TA - PE.2004.0196 - 2004-08-11 - c/SPOP

11 août 2004Français12 min

Source vd.ch

Faits

A. X.________, né le 21

mai 1983 à Morges est de nationalité italienne. Titulaire d'un permis

d'établissement, il a toutefois quitté la Suisse le 20 septembre 1992 avec sa

mère pour rejoindre et soigner sa grand-mère alors que son père est resté en

Suisse.

X.________ s'est

adressé le 2 septembre 2003 à la Commune de Bussigny en vue de réintégrer son

permis d'établissement. A l'appui de sa demande, il précise qu'il est né à

Morges et qu'il a dû quitter la Suisse avec sa mère en 1992 pour soigner sa

grand-mère maternelle. Ayant terminé sa formation professionnelle en Italie, il

souhaitait pouvoir revenir en Suisse. Le contrôle des habitants de la Commune

de Bussigny a transmis la demande au Service de la population en transmettant

la copie du contrat de bail de l'appartement de 3 pièces loué par Y.________ à Bussigny

ainsi qu'un certificat de salaire de son employeur. Par une lettre du 11

février 2004, Y.________ s'est adressé à la Commune de Bussigny pour préciser

qu'il avait commencé ses recherches d'emploi auprès de diverses entreprises

afin d'obtenir un contrat de travail, mais l'absence d'une autorisation de

séjour lui aurait provoqué des difficultés et aurait entraîné de nombreuses

réponses négatives. Il a précisé être disponible et accepter tout type de

travail.

B. Par décision du 24 mars

2004, le Service de la population a refusé l'autorisation en relevant que

l'intéressé n'avait plus droit à un permis d'établissement. Aussi, âgé de plus

de 20 ans, il n'avait pas démontré avoir bénéficié d'un soutien financier de la

part de son père et qu'il avait terminé sa formation en obtenant un certificat

d'études de commerce dans son pays d'origine. La demande apparaissait abusive

dès lors qu'elle reposait sur des motifs essentiellement économiques tel que la

recherche d'un emploi et non familiaux (reconstitution de l'unité familiale).

C. X.________ a recouru

contre cette décision auprès du Tribunal administratif le 6 avril 2004 en

demandant l'obtention d'un permis de séjour en Suisse (permis A, B ou C).

Le Service de la

population s'est déterminé sur le recours le 23 mars 2004 en concluant à son

rejet.
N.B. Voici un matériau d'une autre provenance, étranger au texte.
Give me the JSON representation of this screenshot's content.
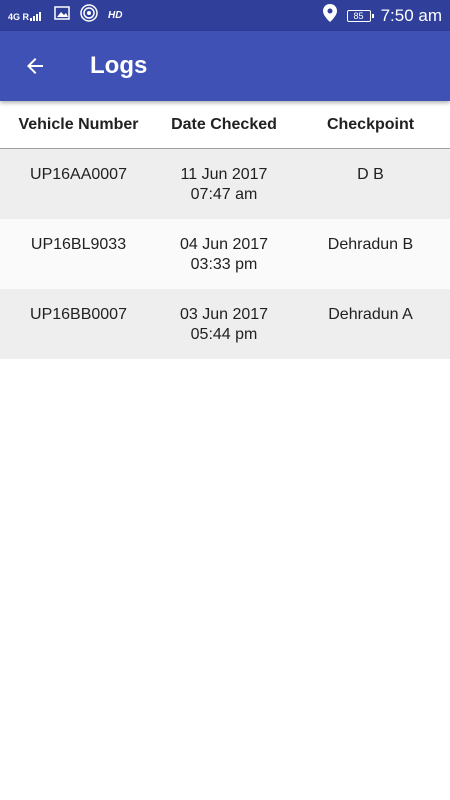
{
  "status_bar": {
    "network_type": "4G R",
    "hd_label": "HD",
    "battery_level": "85",
    "time": "7:50 am"
  },
  "app_bar": {
    "title": "Logs"
  },
  "table": {
    "headers": [
      "Vehicle Number",
      "Date Checked",
      "Checkpoint"
    ],
    "rows": [
      {
        "vehicle_number": "UP16AA0007",
        "date": "11 Jun 2017",
        "time": "07:47 am",
        "checkpoint": "D B"
      },
      {
        "vehicle_number": "UP16BL9033",
        "date": "04 Jun 2017",
        "time": "03:33 pm",
        "checkpoint": "Dehradun B"
      },
      {
        "vehicle_number": "UP16BB0007",
        "date": "03 Jun 2017",
        "time": "05:44 pm",
        "checkpoint": "Dehradun A"
      }
    ]
  }
}
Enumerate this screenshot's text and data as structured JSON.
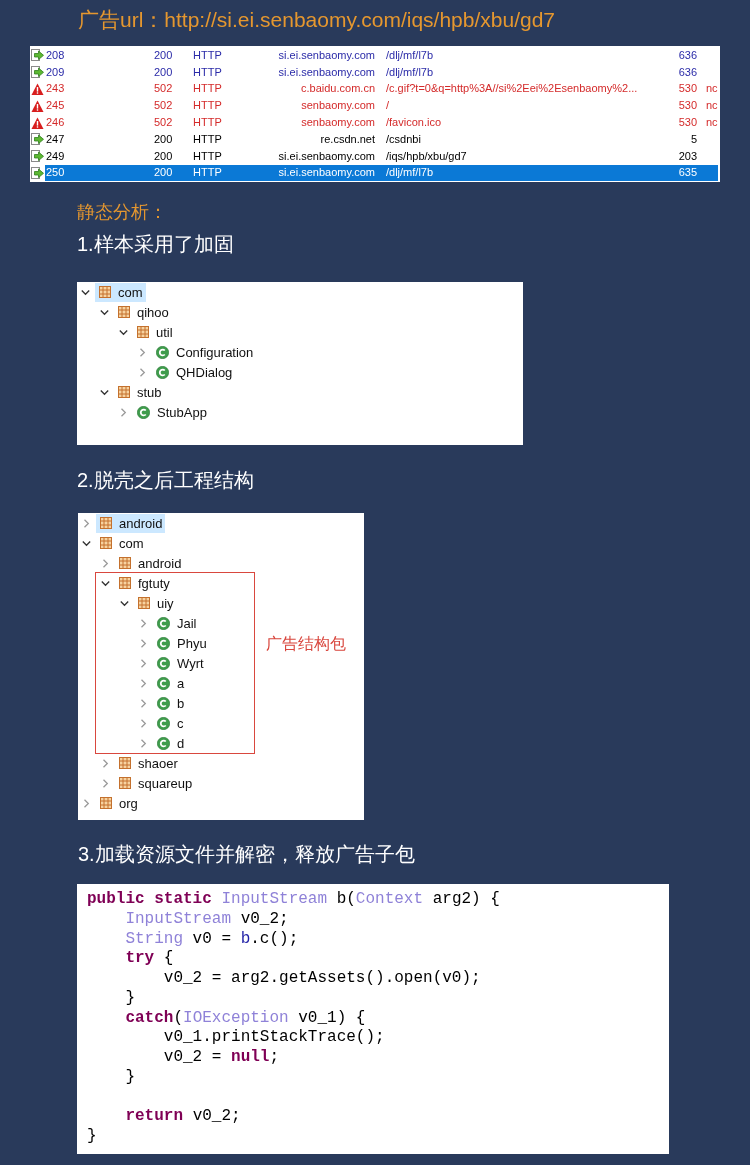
{
  "ad_url_heading": "广告url：http://si.ei.senbaomy.com/iqs/hpb/xbu/gd7",
  "sessions": {
    "rows": [
      {
        "kind": "ok",
        "selected": false,
        "color": "#2b2ba8",
        "cells": [
          "208",
          "200",
          "HTTP",
          "si.ei.senbaomy.com",
          "/dlj/mf/l7b",
          "636"
        ]
      },
      {
        "kind": "ok",
        "selected": false,
        "color": "#2b2ba8",
        "cells": [
          "209",
          "200",
          "HTTP",
          "si.ei.senbaomy.com",
          "/dlj/mf/l7b",
          "636"
        ]
      },
      {
        "kind": "error",
        "selected": false,
        "color": "#d42a2a",
        "cells": [
          "243",
          "502",
          "HTTP",
          "c.baidu.com.cn",
          "/c.gif?t=0&q=http%3A//si%2Eei%2Esenbaomy%2...",
          "530",
          "nc"
        ]
      },
      {
        "kind": "error",
        "selected": false,
        "color": "#d42a2a",
        "cells": [
          "245",
          "502",
          "HTTP",
          "senbaomy.com",
          "/",
          "530",
          "nc"
        ]
      },
      {
        "kind": "error",
        "selected": false,
        "color": "#d42a2a",
        "cells": [
          "246",
          "502",
          "HTTP",
          "senbaomy.com",
          "/favicon.ico",
          "530",
          "nc"
        ]
      },
      {
        "kind": "ok",
        "selected": false,
        "color": "#000000",
        "cells": [
          "247",
          "200",
          "HTTP",
          "re.csdn.net",
          "/csdnbi",
          "5"
        ]
      },
      {
        "kind": "ok",
        "selected": false,
        "color": "#000000",
        "cells": [
          "249",
          "200",
          "HTTP",
          "si.ei.senbaomy.com",
          "/iqs/hpb/xbu/gd7",
          "203"
        ]
      },
      {
        "kind": "ok",
        "selected": true,
        "cells": [
          "250",
          "200",
          "HTTP",
          "si.ei.senbaomy.com",
          "/dlj/mf/l7b",
          "635"
        ]
      }
    ]
  },
  "analysis_heading": "静态分析：",
  "steps": [
    {
      "title": "1.样本采用了加固",
      "kind": "tree",
      "tree": [
        {
          "label": "com",
          "kind": "package",
          "expanded": true,
          "selected": true,
          "children": [
            {
              "label": "qihoo",
              "kind": "package",
              "expanded": true,
              "selected": false,
              "children": [
                {
                  "label": "util",
                  "kind": "package",
                  "expanded": true,
                  "selected": false,
                  "children": [
                    {
                      "label": "Configuration",
                      "kind": "class",
                      "expanded": false,
                      "selected": false
                    },
                    {
                      "label": "QHDialog",
                      "kind": "class",
                      "expanded": false,
                      "selected": false
                    }
                  ]
                }
              ]
            },
            {
              "label": "stub",
              "kind": "package",
              "expanded": true,
              "selected": false,
              "children": [
                {
                  "label": "StubApp",
                  "kind": "class",
                  "expanded": false,
                  "selected": false
                }
              ]
            }
          ]
        }
      ]
    },
    {
      "title": "2.脱壳之后工程结构",
      "kind": "tree",
      "tree": [
        {
          "label": "android",
          "kind": "package",
          "expanded": false,
          "selected": true
        },
        {
          "label": "com",
          "kind": "package",
          "expanded": true,
          "selected": false,
          "children": [
            {
              "label": "android",
              "kind": "package",
              "expanded": false,
              "selected": false
            },
            {
              "label": "fgtuty",
              "kind": "package",
              "expanded": true,
              "selected": false,
              "callout": "广告结构包",
              "children": [
                {
                  "label": "uiy",
                  "kind": "package",
                  "expanded": true,
                  "selected": false,
                  "children": [
                    {
                      "label": "Jail",
                      "kind": "class",
                      "expanded": false,
                      "selected": false
                    },
                    {
                      "label": "Phyu",
                      "kind": "class",
                      "expanded": false,
                      "selected": false
                    },
                    {
                      "label": "Wyrt",
                      "kind": "class",
                      "expanded": false,
                      "selected": false
                    },
                    {
                      "label": "a",
                      "kind": "class",
                      "expanded": false,
                      "selected": false
                    },
                    {
                      "label": "b",
                      "kind": "class",
                      "expanded": false,
                      "selected": false
                    },
                    {
                      "label": "c",
                      "kind": "class",
                      "expanded": false,
                      "selected": false
                    },
                    {
                      "label": "d",
                      "kind": "class",
                      "expanded": false,
                      "selected": false
                    }
                  ]
                }
              ]
            },
            {
              "label": "shaoer",
              "kind": "package",
              "expanded": false,
              "selected": false
            },
            {
              "label": "squareup",
              "kind": "package",
              "expanded": false,
              "selected": false
            }
          ]
        },
        {
          "label": "org",
          "kind": "package",
          "expanded": false,
          "selected": false
        }
      ]
    },
    {
      "title": "3.加载资源文件并解密，释放广告子包",
      "kind": "code",
      "code": [
        {
          "kind": "code",
          "tokens": [
            {
              "text": "public static ",
              "kind": "keyword"
            },
            {
              "text": "InputStream",
              "kind": "type"
            },
            {
              "text": " b(",
              "kind": "plain"
            },
            {
              "text": "Context",
              "kind": "type"
            },
            {
              "text": " arg2) {",
              "kind": "plain"
            }
          ],
          "children": [
            {
              "kind": "code",
              "tokens": [
                {
                  "text": "InputStream",
                  "kind": "type"
                },
                {
                  "text": " v0_2;",
                  "kind": "plain"
                }
              ]
            },
            {
              "kind": "code",
              "tokens": [
                {
                  "text": "String",
                  "kind": "type"
                },
                {
                  "text": " v0 = ",
                  "kind": "plain"
                },
                {
                  "text": "b",
                  "kind": "class_ref"
                },
                {
                  "text": ".c();",
                  "kind": "plain"
                }
              ]
            },
            {
              "kind": "code",
              "tokens": [
                {
                  "text": "try ",
                  "kind": "keyword"
                },
                {
                  "text": "{",
                  "kind": "plain"
                }
              ],
              "children": [
                {
                  "kind": "code",
                  "tokens": [
                    {
                      "text": "v0_2 = arg2.getAssets().open(v0);",
                      "kind": "plain"
                    }
                  ]
                }
              ]
            },
            {
              "kind": "code",
              "tokens": [
                {
                  "text": "}",
                  "kind": "plain"
                }
              ]
            },
            {
              "kind": "code",
              "tokens": [
                {
                  "text": "catch",
                  "kind": "keyword"
                },
                {
                  "text": "(",
                  "kind": "plain"
                },
                {
                  "text": "IOException",
                  "kind": "type"
                },
                {
                  "text": " v0_1) {",
                  "kind": "plain"
                }
              ],
              "children": [
                {
                  "kind": "code",
                  "tokens": [
                    {
                      "text": "v0_1.printStackTrace();",
                      "kind": "plain"
                    }
                  ]
                },
                {
                  "kind": "code",
                  "tokens": [
                    {
                      "text": "v0_2 = ",
                      "kind": "plain"
                    },
                    {
                      "text": "null",
                      "kind": "keyword"
                    },
                    {
                      "text": ";",
                      "kind": "plain"
                    }
                  ]
                }
              ]
            },
            {
              "kind": "code",
              "tokens": [
                {
                  "text": "}",
                  "kind": "plain"
                }
              ]
            },
            {
              "kind": "blank"
            },
            {
              "kind": "code",
              "tokens": [
                {
                  "text": "return ",
                  "kind": "keyword"
                },
                {
                  "text": "v0_2;",
                  "kind": "plain"
                }
              ]
            }
          ]
        },
        {
          "kind": "code",
          "tokens": [
            {
              "text": "}",
              "kind": "plain"
            }
          ]
        }
      ]
    }
  ]
}
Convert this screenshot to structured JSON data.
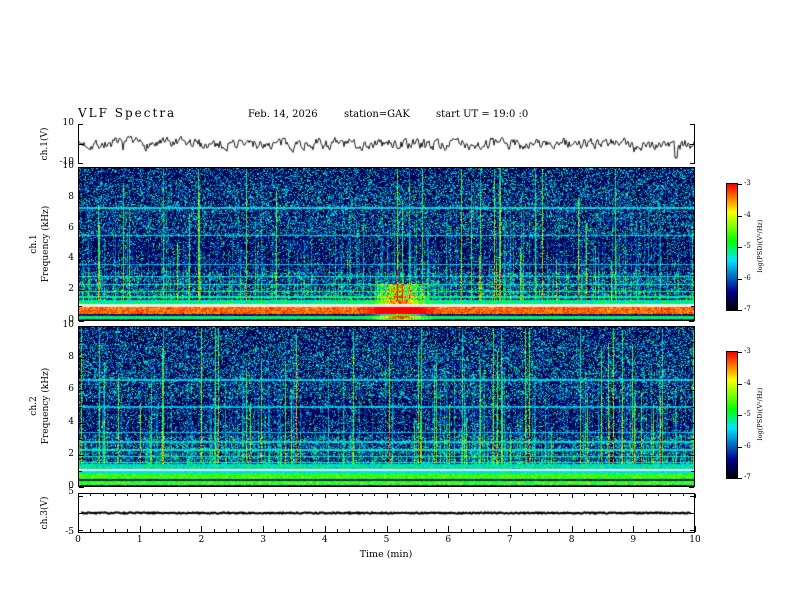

Il estime que l'absence de preuve d'une prise en charge et l'absence de

moyens financiers suffisants justifiaient le maintien de la décision.

La possibilité a été

donnée au recourant de déposer un mémoire complémentaire.

Considérants

1.

a) Selon l'art. 17 al.

2.

3ème phrase de la loi fédérale du 26 mars 1931 sur le séjour et

l'établissement des étrangers (LSEE), les enfants célibataires de moins de 18

ans ont le droit d'être inclus dans l'autorisation d'établissement de leurs

parents aussi longtemps qu'ils vivent auprès d'eux. Le but du regroupement

familial au sens de l'art. 17 al. 2, 3ème phrase LSEE est de

permettre aux enfants et aux parents de vivre les uns avec les autres. Lorsque

les parents sont séparés ou divorcés et que l'un d'entre-eux a rejoint la

Suisse, tandis que l'autre est demeuré à l'étranger, la venue de leur enfant en

Suisse ne peut conduire à regrouper l'ensemble de la famille. En conséquence,

le droit au regroupement doit être appliqué de manière plus restrictive (ATF

129.

II 11 consid. 3.1; 249 consid. 2.1). De telles restrictions s'appliquent

également par analogie à l'art. 8 CEDH car cette disposition n'octroie pas le

droit absolu à l'entrée ou au séjour en Suisse des membres de la famille (ATF

125.

ch. II 630 consid. 3a). Selon la jurisprudence, lorsque les parents sont

séparés ou divorcés, celui qui bénéficie d'un titre de séjour en Suisse peut se

prévaloir du droit de faire venir son enfant lorsqu'il a maintenu avec lui une

relation familiale prépondérante en dépit de la séparation ou que des

changements sérieux de circonstances telle que la modification des possibilités

de prise en charge éducative, rendent nécessaire la venue de l'enfant (ATF 129

II 11 consid. 3.1.3). Une relation familiale prépondérante entre l'enfant et le

parent en Suisse peut être reconnue lorsque le parent a assumé pendant toute la

période de son absence la responsabilité principale de l'éducation de l'enfant,

en intervenant à distance de manière décisive pour régler les conditions d'existence

de l'enfant dans les grandes lignes au point de reléguer l'autre parent en

arrière plan.

Cette faculté trouve

toutefois ses limites dans l'interdiction de l'abus de droit (ATF 129 II 11

consid. 3.1.1). Le décès du parent qui s'occupe de l'enfant à l'étranger de

même que sa disparition ou un désintérêt pour l'enfant sont assimilés à un

changement sérieux de circonstances permettant au parent établi en Suisse de

prétendre à un regroupement familial ultérieur. Il faut toutefois encore

examiner s'il existe dans le pays d'origine d'autres possibilités de prendre en

charge l'enfant, qui correspondrait mieux à ses besoins spécifiques. La preuve

de circonstances permettant de justifier un regroupement familial ultérieur

d'un enfant de parents séparés ou divorcés doit être soumise à des exigences

d'autant plus élevées que l'enfant est âgé (ATF 129 II 249 consid. 2.1).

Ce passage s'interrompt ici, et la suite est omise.